Ogni mattina, milioni di persone si mettono in movimento quasi senza pensarci. Strade affollate, treni pieni, città che si svegliano tutte insieme. Dietro questa routine si nasconde però una fotografia precisa della mobilità in Italia, fatta di numeri e abitudini difficili da cambiare.

La mobilità in Italia continua a ruotare attorno a un protagonista indiscusso: l’automobile. Secondo il rapporto presentato a Milano dall’Osservatorio Mobisco di MOST - Centro Nazionale per la Mobilità Sostenibile, sono oltre 30 milioni le persone che ogni giorno si spostano per lavoro o studio. Un dato impressionante, che conferma come la mobilità in Italia sia ancora fortemente legata all’uso del mezzo privato.

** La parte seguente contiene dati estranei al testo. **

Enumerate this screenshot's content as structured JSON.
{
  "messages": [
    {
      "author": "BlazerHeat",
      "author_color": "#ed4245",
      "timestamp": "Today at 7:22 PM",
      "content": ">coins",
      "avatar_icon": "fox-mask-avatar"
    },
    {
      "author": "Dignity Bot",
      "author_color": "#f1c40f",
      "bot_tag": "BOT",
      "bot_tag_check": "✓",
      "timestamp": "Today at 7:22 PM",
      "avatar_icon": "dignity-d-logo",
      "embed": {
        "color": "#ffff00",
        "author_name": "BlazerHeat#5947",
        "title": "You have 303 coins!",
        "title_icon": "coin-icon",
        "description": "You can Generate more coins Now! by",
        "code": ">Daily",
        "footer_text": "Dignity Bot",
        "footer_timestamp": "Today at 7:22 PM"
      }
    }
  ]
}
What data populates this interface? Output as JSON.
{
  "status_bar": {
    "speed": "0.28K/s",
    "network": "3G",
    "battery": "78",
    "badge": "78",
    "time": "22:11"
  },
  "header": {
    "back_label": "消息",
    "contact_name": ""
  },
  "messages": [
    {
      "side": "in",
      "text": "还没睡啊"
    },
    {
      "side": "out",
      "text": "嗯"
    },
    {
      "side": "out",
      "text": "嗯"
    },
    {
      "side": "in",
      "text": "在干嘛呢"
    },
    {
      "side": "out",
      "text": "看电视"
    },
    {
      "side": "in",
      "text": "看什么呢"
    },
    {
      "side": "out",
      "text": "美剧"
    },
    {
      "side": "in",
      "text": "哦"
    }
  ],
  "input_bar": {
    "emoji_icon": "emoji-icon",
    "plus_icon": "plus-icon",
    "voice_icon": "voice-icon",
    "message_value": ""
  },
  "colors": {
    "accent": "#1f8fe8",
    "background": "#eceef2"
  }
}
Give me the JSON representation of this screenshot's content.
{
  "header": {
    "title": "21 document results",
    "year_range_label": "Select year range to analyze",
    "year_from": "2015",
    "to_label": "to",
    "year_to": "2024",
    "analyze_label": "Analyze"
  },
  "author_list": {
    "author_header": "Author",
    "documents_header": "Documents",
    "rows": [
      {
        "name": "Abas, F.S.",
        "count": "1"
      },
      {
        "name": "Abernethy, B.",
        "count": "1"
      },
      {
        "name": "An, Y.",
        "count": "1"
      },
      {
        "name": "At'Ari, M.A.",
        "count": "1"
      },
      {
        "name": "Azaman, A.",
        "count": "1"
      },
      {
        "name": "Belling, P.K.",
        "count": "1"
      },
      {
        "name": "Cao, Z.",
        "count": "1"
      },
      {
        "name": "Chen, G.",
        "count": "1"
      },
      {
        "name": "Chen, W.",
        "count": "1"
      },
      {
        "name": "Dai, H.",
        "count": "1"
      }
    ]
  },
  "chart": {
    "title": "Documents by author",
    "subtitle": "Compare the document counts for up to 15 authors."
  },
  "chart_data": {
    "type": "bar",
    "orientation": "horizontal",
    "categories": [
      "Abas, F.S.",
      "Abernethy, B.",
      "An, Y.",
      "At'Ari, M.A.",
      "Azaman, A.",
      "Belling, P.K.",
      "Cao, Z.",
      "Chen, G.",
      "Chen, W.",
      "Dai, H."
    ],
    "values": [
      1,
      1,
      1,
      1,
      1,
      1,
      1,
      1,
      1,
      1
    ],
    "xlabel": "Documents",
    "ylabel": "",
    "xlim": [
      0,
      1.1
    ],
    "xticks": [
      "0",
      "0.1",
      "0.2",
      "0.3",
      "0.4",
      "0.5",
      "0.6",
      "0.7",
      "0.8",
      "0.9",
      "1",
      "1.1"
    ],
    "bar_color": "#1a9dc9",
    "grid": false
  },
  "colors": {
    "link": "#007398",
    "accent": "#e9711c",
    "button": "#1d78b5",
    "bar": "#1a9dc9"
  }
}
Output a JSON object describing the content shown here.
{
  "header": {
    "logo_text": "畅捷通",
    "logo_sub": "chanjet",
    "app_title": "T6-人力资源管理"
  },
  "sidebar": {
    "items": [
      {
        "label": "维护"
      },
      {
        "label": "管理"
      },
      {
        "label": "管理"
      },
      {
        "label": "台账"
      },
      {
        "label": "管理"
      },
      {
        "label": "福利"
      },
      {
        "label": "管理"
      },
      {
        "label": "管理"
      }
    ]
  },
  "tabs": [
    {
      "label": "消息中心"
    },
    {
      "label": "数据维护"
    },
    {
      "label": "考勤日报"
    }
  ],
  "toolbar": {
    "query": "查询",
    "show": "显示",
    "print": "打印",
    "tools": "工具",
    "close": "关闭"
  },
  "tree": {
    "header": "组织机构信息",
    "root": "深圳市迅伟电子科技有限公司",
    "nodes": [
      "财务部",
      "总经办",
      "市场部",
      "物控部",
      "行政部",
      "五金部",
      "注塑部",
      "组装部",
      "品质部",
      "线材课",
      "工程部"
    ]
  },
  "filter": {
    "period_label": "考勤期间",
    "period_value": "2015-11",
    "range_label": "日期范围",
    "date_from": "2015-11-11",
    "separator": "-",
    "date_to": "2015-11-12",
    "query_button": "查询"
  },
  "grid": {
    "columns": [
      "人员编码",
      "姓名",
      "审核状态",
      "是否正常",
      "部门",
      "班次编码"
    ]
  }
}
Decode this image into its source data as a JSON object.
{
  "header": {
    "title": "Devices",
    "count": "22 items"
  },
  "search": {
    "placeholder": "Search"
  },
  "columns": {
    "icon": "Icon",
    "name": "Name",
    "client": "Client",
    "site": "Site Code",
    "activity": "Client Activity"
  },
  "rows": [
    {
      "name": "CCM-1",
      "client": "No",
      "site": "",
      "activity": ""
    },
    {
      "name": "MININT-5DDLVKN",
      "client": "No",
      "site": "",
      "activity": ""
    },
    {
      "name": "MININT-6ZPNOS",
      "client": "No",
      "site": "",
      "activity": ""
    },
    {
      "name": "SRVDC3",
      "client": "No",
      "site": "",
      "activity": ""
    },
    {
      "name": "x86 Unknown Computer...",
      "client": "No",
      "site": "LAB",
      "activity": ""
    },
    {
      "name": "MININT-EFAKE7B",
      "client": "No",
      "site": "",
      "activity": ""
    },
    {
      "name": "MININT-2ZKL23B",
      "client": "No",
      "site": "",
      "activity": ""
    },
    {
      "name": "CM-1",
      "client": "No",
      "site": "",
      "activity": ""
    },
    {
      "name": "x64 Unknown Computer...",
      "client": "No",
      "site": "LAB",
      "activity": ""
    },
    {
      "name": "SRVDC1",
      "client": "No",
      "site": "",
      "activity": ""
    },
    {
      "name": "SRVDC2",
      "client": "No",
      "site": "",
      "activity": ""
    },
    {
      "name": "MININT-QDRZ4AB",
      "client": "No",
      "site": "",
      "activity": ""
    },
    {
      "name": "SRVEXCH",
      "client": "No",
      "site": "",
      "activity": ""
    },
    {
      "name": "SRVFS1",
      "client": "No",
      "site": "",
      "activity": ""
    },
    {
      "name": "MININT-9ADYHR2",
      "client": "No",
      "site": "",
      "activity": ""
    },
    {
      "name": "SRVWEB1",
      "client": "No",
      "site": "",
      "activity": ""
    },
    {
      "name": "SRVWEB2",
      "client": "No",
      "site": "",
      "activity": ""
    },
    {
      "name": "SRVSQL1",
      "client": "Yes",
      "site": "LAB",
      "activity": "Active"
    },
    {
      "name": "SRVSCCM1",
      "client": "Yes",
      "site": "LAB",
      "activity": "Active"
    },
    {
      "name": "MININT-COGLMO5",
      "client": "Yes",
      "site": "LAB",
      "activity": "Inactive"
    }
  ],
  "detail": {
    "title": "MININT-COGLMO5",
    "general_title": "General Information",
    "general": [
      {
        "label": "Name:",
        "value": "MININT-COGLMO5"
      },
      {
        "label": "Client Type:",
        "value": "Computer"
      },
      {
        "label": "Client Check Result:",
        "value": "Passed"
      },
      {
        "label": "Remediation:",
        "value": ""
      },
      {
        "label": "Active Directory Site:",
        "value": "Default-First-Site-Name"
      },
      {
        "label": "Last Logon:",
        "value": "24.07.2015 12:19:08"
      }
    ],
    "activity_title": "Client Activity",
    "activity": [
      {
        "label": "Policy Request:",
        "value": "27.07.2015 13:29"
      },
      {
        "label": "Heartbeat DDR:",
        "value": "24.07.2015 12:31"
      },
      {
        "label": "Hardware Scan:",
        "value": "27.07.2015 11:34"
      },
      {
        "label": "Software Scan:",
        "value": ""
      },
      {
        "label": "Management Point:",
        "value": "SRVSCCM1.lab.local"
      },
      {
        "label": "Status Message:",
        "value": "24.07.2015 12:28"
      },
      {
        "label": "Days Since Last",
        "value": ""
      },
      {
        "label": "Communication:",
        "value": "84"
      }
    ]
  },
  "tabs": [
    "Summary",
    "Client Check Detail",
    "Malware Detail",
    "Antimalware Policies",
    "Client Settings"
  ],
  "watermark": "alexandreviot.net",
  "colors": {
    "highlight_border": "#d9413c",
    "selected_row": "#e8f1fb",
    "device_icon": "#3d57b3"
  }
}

L’auto domina tra i lavoratori
Circa il 73% dei lavoratori utilizza l’auto, pari a quasi 18 milioni di individui. Al contrario, il trasporto pubblico fatica a imporsi, fermandosi a una quota complessiva del 17%. Il confronto con il passato evidenzia una crescita nei volumi ma non nei comportamenti: nel 2011 i pendolari erano 28,8 milioni, ma il modello è rimasto pressoché invariato. La mobilità in Italia appare quindi bloccata, con poche alternative realmente competitive all’auto, soprattutto nelle aree meno servite.
Tra gli studenti universitari il quadro cambia
Tra gli studenti universitari emerge uno scenario leggermente diverso: il treno viene utilizzato nel 51,4% dei casi, mentre il trasporto pubblico locale raggiunge il 26,7%. Numeri che mostrano come, dove l’offerta funziona, le abitudini possano cambiare.
Trasporto pubblico e pendolarismo: divari territoriali e scenari futuri
Il tema del trasporto pubblico si intreccia inevitabilmente con quello del pendolarismo. In Italia, il 42,5% degli spostamenti sistematici avviene fuori dal comune di residenza, un dato che mette sotto pressione infrastrutture e servizi. La mobilità in Italia cambia però radicalmente a seconda del territorio. Al Nord si concentra il 71% degli spostamenti per lavoro, con regioni come Lombardia e Veneto che superano il 50% negli spostamenti fuori comune. Al contrario, in Lazio e Sicilia il dato si ferma intorno al 27%. Questo squilibrio evidenzia un problema strutturale: il trasporto pubblico non è uniforme e spesso non riesce a sostenere la domanda, soprattutto nelle aree periferiche. Il risultato è un sistema in cui l’auto resta la scelta obbligata più che preferita.
Le cause sono molteplici: dalla carenza di infrastrutture all’alto costo degli alloggi nelle grandi città, che spinge sempre più persone a vivere lontano dal luogo di lavoro o studio. In questo contesto, la mobilità in Italia si trova davanti a una sfida cruciale: evolversi verso modelli più sostenibili senza lasciare indietro interi territori.